Sosiologi Emile Durkheim
Riwayat Hidup
Emile Durkheim lahir di Epinal, provinsi
Lorraine, Perancis Timur pada 15 April 1858.[1]
. Ia berasal dari keluarga rabbi atau pendeta bagi kaum Yahudi. Tetapi pada
umur belasan tahun, Ia menyangkal silsilah keturunanya (Strenski, 1997: 4).
Sejak saat itu, minat terhadap agama lebih akademis daripada teologis
(Mestrovic, 1988). Pada tahun 1882-1887 Ia mengajar
filsafat di beberapa sekolah di Paris. Keinginanya dalam mempelajari ilmu pengetahuan semakin besar ketika Ia
melakukan perjalanan ke Jerman Disana Ia mengenal psikologi ilmiah yang dirintis oleh Wilhelm Wundt.
Sekitar tahun 1893 ia menerbitkan tesis
doktornya, The Devision of Labour In Sociey dalam bahasa Prancis dan
tesisnya tentang Montequieu dalam bahasa Latin (W. Miller, 1993).

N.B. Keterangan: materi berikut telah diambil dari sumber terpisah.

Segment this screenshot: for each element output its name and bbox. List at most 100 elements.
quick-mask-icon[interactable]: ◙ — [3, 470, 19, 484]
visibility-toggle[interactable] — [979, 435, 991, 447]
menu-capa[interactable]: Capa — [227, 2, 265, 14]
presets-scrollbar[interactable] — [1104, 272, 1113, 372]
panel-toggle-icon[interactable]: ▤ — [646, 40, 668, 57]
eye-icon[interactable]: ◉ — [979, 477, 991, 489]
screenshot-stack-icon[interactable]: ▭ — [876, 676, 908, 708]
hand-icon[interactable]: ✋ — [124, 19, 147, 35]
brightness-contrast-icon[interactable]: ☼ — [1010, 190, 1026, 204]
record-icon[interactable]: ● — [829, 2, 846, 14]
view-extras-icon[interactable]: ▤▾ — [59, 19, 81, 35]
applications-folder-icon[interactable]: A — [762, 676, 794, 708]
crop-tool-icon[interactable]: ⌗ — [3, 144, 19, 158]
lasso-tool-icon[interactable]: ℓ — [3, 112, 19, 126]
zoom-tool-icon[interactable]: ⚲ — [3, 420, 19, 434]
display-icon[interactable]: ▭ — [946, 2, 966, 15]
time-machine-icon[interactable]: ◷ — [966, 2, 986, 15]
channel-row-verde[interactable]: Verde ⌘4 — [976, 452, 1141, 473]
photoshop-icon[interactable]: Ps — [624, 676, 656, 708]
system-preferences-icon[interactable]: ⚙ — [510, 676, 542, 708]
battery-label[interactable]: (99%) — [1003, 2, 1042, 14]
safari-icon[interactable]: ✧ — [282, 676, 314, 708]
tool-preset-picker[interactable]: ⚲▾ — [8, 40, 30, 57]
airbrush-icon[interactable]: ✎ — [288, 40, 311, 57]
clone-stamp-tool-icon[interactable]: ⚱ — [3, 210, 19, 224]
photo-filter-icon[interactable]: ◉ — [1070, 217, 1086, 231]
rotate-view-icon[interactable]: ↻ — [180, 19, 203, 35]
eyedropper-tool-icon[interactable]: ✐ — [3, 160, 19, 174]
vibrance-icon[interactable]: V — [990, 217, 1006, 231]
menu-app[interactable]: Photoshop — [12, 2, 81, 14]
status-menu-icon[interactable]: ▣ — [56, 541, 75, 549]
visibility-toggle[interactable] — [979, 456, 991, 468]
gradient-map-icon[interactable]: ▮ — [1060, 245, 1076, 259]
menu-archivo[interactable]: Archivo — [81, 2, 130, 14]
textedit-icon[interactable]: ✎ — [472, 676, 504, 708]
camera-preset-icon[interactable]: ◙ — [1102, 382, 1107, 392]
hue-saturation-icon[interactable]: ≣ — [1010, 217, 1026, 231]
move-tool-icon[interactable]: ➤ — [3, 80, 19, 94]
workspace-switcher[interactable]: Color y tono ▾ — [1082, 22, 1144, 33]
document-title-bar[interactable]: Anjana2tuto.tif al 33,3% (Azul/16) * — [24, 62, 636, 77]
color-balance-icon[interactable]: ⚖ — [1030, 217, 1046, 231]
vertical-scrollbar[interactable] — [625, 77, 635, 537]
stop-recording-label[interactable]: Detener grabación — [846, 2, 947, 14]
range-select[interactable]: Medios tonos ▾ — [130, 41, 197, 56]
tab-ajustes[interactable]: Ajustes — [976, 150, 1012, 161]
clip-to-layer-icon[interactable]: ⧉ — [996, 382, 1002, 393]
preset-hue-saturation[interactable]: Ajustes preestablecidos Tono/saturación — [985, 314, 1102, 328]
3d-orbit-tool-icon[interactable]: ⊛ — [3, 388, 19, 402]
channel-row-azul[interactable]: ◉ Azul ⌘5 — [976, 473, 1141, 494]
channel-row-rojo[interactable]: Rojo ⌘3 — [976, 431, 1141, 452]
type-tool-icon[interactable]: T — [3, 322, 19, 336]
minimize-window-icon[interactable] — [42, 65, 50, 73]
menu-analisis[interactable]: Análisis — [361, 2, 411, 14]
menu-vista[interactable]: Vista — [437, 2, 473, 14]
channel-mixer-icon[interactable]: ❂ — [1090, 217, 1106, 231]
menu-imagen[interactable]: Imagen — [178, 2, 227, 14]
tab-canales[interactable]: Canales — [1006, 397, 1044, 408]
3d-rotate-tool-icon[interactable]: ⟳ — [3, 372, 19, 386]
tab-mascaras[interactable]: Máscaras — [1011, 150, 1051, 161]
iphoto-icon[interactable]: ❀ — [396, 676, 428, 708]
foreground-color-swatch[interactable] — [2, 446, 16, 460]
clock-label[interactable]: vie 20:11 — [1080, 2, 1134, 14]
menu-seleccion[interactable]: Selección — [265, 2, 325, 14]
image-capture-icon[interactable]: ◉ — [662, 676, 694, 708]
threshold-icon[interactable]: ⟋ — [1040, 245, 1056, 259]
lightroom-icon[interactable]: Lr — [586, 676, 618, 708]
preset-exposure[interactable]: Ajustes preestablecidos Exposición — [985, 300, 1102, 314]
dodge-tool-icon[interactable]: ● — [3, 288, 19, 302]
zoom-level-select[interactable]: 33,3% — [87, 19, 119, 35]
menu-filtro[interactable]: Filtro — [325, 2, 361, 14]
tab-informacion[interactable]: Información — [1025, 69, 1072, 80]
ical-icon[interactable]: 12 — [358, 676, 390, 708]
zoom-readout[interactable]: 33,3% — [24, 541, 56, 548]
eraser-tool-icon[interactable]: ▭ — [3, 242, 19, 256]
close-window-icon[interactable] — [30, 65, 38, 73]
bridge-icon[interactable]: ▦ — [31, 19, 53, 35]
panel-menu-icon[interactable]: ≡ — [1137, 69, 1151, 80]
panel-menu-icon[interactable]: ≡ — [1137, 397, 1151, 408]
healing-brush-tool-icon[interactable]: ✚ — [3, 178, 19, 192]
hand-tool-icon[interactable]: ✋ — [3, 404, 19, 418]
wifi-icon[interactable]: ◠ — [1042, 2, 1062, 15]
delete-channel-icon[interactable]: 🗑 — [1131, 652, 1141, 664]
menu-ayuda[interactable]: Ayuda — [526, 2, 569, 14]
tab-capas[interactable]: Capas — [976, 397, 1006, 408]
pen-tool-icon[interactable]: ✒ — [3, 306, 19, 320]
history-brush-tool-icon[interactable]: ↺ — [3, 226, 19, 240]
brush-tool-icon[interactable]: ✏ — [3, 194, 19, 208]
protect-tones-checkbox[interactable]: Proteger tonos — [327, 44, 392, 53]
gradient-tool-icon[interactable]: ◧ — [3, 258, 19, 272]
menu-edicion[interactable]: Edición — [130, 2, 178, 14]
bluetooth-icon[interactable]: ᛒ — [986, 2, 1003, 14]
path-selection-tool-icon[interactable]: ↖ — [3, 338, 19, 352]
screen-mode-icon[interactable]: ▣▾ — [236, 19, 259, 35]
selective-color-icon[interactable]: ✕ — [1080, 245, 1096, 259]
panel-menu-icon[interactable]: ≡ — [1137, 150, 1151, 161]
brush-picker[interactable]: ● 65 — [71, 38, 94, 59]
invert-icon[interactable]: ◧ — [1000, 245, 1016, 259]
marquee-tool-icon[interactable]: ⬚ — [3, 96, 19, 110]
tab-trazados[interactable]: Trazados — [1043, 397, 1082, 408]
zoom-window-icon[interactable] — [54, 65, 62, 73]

Karyanya yang sangat terkenal lainnya, The Elementary Forms of Religious
Life, diterbitkan pada 1912. Durkem sering diangggap menganut pemikiran politik konservatif dan
pengaruhnya dalam kajian sosiologi bersifat konserfatif pula. Tetapi minat
durkhem terhadap sosialisme juga dijadikan bukti bahwa ia menentang pemikiran
yang menganggapnya seorang konservatif, meski jenis pemikiran sosiologisnya
sangat berbeda dengan pemikiran Marx dan pengikutnya. Ia menamakan Marxisme itu
sebagai serangkaian “hipotesis yang data diperdebatkan dan ketinggalan zaman.” (Lukes, 1972: 323).
Menurut Durkheim, sosialisme mempresentasikan gerakan yang ditujukan bagi
regenerasi moral masyarakat melalui moralitas ilmiah, dan tidak dengan cara
politik jangka pendek maupun pada aspek ekonomi sosialisme.
Menurut Durkheim, sosialisme sangat berbeda
dari apa yang biasanya sebagai sosialisme. Bagi Durkheim, sosialisme
mencerminkan sebuah sistem dimana di dalamnya prinsip moral ditemukan melalui
studi sosiologi ilmiah di tempat prinsip moral itu ditemukan.[2]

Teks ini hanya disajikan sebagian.